Questa mattina le Democratiche abruzzesi in una nota attaccano il governatore ed esprimono solidarietà alla Scoccia: "Non solo quella di Marsilio è stata una uscita sessista, e quindi discriminatoria, ma anche allusiva: tipico di una cultura becera che vede nelle donne esseri inferiori, funzionali a soddisfare i bisogni e le necessità degli uomini (della patria, della specie), non meritevoli comunque di rispetto riguardo la loro persona e i loro ruoli, professionali e politici".
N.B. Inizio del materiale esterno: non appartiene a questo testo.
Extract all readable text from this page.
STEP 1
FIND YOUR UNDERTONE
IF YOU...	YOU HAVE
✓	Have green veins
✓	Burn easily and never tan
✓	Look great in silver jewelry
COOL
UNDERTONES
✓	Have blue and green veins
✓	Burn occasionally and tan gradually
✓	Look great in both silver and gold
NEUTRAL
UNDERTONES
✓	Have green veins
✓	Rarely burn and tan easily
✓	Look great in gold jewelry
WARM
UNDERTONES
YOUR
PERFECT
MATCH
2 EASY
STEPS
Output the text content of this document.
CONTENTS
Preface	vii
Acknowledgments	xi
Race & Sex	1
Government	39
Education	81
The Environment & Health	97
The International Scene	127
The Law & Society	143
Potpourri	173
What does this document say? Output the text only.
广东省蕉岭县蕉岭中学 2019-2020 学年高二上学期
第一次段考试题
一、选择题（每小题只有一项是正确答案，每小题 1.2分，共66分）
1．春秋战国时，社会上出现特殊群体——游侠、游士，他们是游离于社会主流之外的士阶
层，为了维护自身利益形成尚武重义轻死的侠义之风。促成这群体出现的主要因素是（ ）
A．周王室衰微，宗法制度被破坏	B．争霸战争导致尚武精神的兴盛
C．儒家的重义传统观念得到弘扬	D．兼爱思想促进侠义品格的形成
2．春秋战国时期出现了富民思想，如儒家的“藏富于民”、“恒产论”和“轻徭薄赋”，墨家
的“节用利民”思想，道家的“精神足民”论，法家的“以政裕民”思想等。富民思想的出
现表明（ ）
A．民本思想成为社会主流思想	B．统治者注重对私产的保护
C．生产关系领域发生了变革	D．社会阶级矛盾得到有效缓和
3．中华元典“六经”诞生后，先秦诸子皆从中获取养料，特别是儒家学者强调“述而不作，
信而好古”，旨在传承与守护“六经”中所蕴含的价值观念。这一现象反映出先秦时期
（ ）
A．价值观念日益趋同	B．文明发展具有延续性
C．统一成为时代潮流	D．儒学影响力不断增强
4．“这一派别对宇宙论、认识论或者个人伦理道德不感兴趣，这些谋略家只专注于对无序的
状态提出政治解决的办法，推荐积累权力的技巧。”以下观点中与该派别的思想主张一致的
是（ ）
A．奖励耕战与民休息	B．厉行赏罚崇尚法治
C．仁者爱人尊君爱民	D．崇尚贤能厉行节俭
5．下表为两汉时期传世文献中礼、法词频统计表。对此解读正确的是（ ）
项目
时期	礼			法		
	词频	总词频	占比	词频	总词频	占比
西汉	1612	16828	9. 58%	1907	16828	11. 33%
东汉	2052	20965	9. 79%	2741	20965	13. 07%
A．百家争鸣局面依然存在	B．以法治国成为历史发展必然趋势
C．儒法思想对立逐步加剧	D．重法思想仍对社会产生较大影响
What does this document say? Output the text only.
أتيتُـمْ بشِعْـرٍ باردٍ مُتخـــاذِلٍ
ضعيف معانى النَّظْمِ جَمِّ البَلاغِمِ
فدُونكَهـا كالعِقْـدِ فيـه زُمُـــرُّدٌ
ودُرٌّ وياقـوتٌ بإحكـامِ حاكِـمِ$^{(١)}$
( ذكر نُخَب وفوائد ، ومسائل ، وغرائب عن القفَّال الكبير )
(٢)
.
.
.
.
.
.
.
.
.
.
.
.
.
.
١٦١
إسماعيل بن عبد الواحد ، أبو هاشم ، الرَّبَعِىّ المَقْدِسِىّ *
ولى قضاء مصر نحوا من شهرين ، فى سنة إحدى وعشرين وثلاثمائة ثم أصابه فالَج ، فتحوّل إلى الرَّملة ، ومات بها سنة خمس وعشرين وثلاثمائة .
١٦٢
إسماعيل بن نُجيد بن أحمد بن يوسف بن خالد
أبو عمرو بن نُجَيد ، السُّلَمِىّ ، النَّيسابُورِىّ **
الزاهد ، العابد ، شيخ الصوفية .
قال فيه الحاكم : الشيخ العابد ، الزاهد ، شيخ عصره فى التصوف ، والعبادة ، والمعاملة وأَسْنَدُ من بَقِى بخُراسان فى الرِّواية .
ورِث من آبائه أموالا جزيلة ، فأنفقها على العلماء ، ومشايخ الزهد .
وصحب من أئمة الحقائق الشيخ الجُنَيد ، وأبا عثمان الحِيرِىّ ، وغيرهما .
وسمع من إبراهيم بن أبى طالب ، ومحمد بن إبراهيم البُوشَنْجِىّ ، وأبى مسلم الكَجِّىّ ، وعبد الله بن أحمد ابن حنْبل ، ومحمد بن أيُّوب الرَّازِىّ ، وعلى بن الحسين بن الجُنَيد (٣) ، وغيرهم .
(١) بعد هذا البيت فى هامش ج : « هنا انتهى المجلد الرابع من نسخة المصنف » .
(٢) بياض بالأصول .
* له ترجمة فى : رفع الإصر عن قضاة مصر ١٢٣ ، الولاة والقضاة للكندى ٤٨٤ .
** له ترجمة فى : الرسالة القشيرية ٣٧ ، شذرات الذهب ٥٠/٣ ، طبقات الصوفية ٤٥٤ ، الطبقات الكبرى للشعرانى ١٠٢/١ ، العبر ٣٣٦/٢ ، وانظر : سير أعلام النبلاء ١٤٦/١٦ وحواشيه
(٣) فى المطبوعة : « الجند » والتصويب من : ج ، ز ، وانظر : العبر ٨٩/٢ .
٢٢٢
"È evidente quindi come ancora una volta il governatore Marsilio si sia rivelato totalmente inadeguato al ruolo che ricopre, totalmente. Scoprendosi per quello che è: l’interprete di un potere machista e clientelare - aggiungono - Così come inadeguata sembra la risata della consigliera Bocchino, incapace di ogni tipo di solidarietà femminile (visto che le discriminazioni sessuali molto spesso non hanno colore politico e lei per prima siamo certe avrà avuto modo di sperimentarlo da sé) tanto più dal momento che proprio lei è stata prima firmataria di una proposta di legge per il combattere il bullismo e il cyberbullismo, che altro non è che l’uso dei social e della tecnologia spesso proprio contro le donne e le ragazze, sempre più vittime di violenti attacchi di revenge porn e odio in rete".